How periods can affect your energy levels
01 October 2020 min read
Many women around the world dread their period for all the discomfort it brings. From dull persistent back pain, headaches and nausea to irritability, moodiness, bloating, tiredness and breast tenderness, the list of things that women endure during their periods can be endless. It can be hard work!
Although periods are experienced by 51% of the world’s population, there isn’t a ‘one size fits all’; everyone’s experience of having a period differs. This reality makes it hard for many women to fully grasp how much menstruation can affect their bodies. To help you understand your body a bit more during this particular time of the month, this article will talk about how periods can affect you and your energy levels.
Food and eating during your period
Before and during your period, the hormones in your body are hard at work and are constantly fluctuating. This fluctuation – in particular this rise and fall in oestrogen and progesterone – is the reason why women experience food cravings on top of period bloating and indigestion while on their periods. Typically, most women crave foods that are sweet and rich in carbohydrates. This is because starchy foods have the ability to induce serotonin release, which is an important chemical that regulates mood, social behaviour, appetite, digestion, sleep and memory.
So – we hear you cry – why is there a stigma about eating chocolate, pasta and croissants all year round? While it is generally okay to give in to your cravings, you should make it a habit to opt for healthier options when satisfying them. After all, foods that are high in refined sugar, salt and carbs can only provide you with short-lived satisfaction and end up making you feel worse over time. Instead of reaching for simple carbs, go for complex carbs like beans, lentils, oats and brown rice. An article by Physicians Committee for Responsible Medicine detailed how brown rice can move waste through the digestive tract and help you absorb more nutrients, thereby helping you deal with period bloating and indigestion while satisfying your cravings and giving you more energy.
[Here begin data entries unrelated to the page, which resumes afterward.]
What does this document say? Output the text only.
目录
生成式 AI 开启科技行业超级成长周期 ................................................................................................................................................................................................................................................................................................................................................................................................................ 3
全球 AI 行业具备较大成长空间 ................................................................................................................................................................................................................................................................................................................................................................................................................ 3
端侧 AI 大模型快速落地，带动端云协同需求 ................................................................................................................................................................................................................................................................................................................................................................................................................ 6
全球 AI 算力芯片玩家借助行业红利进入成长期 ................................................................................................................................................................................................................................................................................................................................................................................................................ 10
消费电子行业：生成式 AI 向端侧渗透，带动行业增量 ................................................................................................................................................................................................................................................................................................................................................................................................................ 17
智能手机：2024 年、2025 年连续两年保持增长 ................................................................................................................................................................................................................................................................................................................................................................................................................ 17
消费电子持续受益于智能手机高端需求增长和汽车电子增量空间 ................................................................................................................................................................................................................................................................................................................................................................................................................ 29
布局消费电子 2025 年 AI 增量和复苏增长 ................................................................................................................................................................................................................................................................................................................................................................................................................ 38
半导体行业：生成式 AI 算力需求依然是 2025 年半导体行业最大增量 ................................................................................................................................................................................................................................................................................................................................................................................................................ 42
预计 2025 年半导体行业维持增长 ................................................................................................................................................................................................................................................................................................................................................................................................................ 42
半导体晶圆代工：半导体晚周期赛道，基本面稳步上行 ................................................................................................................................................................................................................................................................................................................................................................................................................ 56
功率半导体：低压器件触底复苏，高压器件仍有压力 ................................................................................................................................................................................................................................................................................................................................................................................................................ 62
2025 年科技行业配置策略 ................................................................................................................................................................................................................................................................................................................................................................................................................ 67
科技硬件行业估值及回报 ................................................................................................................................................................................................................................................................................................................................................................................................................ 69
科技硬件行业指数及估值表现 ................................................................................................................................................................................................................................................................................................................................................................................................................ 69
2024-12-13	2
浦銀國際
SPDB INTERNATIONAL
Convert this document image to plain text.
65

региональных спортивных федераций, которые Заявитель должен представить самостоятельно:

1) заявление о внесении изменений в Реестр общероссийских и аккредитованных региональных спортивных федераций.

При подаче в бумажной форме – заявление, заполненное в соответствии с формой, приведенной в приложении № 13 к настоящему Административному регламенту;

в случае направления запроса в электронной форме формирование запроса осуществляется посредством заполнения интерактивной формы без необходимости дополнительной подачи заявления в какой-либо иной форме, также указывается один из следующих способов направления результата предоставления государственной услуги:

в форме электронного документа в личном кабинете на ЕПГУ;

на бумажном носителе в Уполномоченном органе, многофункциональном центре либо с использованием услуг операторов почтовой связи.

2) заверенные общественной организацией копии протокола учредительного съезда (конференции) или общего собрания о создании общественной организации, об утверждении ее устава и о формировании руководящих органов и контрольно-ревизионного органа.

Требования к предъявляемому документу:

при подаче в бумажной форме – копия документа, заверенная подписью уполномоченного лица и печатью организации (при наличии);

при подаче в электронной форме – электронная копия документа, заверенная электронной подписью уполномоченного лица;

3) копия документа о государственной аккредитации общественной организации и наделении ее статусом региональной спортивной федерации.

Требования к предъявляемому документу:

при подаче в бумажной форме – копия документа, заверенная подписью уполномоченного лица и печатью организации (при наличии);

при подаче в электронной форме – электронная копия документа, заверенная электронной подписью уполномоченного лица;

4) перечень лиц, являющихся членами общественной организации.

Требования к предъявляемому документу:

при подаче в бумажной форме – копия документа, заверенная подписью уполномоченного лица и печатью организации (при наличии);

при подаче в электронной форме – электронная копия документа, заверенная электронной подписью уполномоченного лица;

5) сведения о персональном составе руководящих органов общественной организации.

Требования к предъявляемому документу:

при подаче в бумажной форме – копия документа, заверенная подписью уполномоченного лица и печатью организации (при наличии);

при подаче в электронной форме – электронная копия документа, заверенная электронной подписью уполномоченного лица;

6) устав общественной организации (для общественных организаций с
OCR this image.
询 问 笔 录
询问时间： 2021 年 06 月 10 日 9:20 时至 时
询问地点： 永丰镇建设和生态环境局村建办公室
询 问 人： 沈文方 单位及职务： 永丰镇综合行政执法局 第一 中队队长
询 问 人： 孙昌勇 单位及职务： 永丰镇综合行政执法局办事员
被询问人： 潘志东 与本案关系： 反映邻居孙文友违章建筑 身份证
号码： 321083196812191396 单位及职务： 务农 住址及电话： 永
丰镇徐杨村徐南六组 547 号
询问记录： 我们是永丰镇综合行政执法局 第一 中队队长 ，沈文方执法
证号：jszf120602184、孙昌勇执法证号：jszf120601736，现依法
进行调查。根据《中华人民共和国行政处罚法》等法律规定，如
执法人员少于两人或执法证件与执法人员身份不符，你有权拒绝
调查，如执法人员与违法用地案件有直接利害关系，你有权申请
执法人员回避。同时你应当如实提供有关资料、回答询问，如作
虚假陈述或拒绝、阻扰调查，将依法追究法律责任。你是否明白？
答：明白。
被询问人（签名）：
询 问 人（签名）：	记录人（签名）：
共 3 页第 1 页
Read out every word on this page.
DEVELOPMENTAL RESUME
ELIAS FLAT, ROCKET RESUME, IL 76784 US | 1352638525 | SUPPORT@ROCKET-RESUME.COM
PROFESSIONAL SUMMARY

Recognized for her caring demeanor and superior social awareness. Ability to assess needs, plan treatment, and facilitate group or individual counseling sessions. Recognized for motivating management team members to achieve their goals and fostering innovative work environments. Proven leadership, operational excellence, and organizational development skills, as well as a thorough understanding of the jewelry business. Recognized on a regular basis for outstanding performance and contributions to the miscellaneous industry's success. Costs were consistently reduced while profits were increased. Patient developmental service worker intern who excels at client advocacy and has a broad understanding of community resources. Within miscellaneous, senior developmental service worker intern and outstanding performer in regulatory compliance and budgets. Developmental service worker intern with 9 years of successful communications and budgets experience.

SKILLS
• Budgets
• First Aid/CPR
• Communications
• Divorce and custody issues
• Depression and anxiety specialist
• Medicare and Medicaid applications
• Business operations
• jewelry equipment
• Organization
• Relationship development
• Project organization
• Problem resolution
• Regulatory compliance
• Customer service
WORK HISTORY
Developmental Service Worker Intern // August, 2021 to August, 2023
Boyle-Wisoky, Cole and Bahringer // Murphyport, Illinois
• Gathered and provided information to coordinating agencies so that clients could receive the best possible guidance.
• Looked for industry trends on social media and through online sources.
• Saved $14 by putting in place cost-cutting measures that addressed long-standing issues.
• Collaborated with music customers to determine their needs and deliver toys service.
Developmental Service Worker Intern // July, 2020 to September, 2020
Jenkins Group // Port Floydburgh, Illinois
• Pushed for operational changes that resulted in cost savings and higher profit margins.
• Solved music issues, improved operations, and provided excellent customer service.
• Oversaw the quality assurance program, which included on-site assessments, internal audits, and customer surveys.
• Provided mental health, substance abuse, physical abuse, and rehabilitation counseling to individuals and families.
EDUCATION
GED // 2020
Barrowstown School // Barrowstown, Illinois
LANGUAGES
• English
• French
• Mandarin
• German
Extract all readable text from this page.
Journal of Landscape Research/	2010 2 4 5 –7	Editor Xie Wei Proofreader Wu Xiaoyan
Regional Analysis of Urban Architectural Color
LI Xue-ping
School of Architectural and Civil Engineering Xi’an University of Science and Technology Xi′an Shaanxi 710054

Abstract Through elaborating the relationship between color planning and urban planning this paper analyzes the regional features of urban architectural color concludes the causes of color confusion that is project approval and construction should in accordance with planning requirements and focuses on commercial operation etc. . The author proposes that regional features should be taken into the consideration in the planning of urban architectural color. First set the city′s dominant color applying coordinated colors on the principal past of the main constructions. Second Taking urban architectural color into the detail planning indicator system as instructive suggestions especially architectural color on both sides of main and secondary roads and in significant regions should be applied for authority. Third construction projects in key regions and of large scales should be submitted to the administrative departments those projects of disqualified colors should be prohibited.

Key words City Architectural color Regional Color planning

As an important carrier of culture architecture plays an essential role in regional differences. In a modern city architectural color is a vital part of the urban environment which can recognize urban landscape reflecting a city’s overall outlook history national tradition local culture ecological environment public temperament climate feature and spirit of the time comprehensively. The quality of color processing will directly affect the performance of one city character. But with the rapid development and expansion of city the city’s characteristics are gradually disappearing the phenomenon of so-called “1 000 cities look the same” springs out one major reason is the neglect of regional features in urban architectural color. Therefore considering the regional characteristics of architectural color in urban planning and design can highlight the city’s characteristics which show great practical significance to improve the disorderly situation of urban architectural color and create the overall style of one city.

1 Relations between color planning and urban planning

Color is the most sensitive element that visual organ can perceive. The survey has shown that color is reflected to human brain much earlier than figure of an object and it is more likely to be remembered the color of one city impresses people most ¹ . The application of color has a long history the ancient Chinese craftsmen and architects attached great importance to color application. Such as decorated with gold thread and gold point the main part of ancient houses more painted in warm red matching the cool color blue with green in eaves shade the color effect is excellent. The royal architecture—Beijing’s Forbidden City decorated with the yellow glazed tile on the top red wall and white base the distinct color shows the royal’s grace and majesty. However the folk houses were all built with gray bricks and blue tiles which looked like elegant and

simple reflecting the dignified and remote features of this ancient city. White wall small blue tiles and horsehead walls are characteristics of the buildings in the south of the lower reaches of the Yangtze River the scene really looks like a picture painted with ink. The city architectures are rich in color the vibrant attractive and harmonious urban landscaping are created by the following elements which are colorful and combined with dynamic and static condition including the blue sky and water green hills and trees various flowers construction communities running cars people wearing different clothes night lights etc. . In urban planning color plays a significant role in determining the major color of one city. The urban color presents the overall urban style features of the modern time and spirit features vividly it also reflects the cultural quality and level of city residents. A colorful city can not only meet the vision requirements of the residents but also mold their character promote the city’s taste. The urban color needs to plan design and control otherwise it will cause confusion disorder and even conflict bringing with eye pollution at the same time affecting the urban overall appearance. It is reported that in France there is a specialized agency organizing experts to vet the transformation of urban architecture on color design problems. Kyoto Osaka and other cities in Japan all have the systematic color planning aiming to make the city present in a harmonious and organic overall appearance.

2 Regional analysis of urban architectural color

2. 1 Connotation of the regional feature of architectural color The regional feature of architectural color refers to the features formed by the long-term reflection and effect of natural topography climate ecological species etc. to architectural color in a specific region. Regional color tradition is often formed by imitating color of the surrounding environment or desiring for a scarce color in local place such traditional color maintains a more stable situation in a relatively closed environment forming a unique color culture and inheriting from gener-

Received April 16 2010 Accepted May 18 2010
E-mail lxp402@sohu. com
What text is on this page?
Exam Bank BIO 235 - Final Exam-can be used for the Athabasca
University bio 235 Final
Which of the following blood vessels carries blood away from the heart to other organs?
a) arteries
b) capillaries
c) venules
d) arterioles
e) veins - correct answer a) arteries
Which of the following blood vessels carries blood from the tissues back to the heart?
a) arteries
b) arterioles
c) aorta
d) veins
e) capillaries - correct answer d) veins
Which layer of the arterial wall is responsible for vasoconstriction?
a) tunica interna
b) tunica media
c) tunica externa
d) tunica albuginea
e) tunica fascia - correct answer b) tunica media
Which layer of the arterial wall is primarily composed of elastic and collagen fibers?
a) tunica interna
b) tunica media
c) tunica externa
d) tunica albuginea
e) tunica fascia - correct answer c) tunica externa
Your emotional wellbeing during your period
Aside from changing up your eating habits, fluctuating hormones during your period can also influence your emotional wellbeing. In some cases, women on their periods even find themselves feeling depressed, sad, anxious, irritable and close to tears. In addition to this, menstruation can also lead to a loss in iron. A particular study published by the National Library of Medicine found that self-reported histories of iron-deficiency anaemia were associated with self-reported histories of depression and higher psychological distress.
To naturally maintain your energy levels, start your day with a nutritious breakfast high in vitamins and minerals, like a smoothie. As mentioned in our previous post '5 Ways to Naturally Maintain Your Energy Levels', after a fulfilling breakfast, dedicate some time to working out and meditating. While physical activities can help invigorate you and allow you to enjoy a myriad of health benefits, meditating can help get the blood in your body flowing and enable you to manage feelings of worry and stress better.
Your body during your period
Your period is a completely normal yet all-encompassing monthly experience that has both physical and emotional symptoms. The physical symptoms can include a bloated tummy, fluctuating body temperatures, cramps, tender breasts, muscle and joint pain, pimples, weight loss or gain, headaches and constipation or diarrhoea. To alleviate some of these symptoms, one of the things you can do is to try gentle exercises that can increase oestrogen and progesterone levels. A 2018 study published in the journal BMC Women’s Health found that college-age females who spend around 1.5 hours on aerobic exercise every week experience improvement in the various PMS symptoms such as nausea, constipation, bloating, flushing and swelling of the breasts.
It’s also important to watch what you’re eating. Eating foods that are rich in magnesium, fatty acids and calcium can help with some of the physical symptoms. Magnesium-rich foods such as kale and spinach help relieve migraine episodes. Fish, nuts and green leafy vegetables packed with fatty acids can reduce abdominal cramps. Lastly, foods rich in calcium such as milk, cheese, soya beans and tofu help regulate sleep, mood and food cravings.
It can be difficult to figure out just how to deal with the effects of your monthly period, but thankfully, you don't need to make major lifestyle changes to help alleviate period pain. By eating healthily and exercising regularly, you can make sure you maintain optimal energy levels through those days of the month.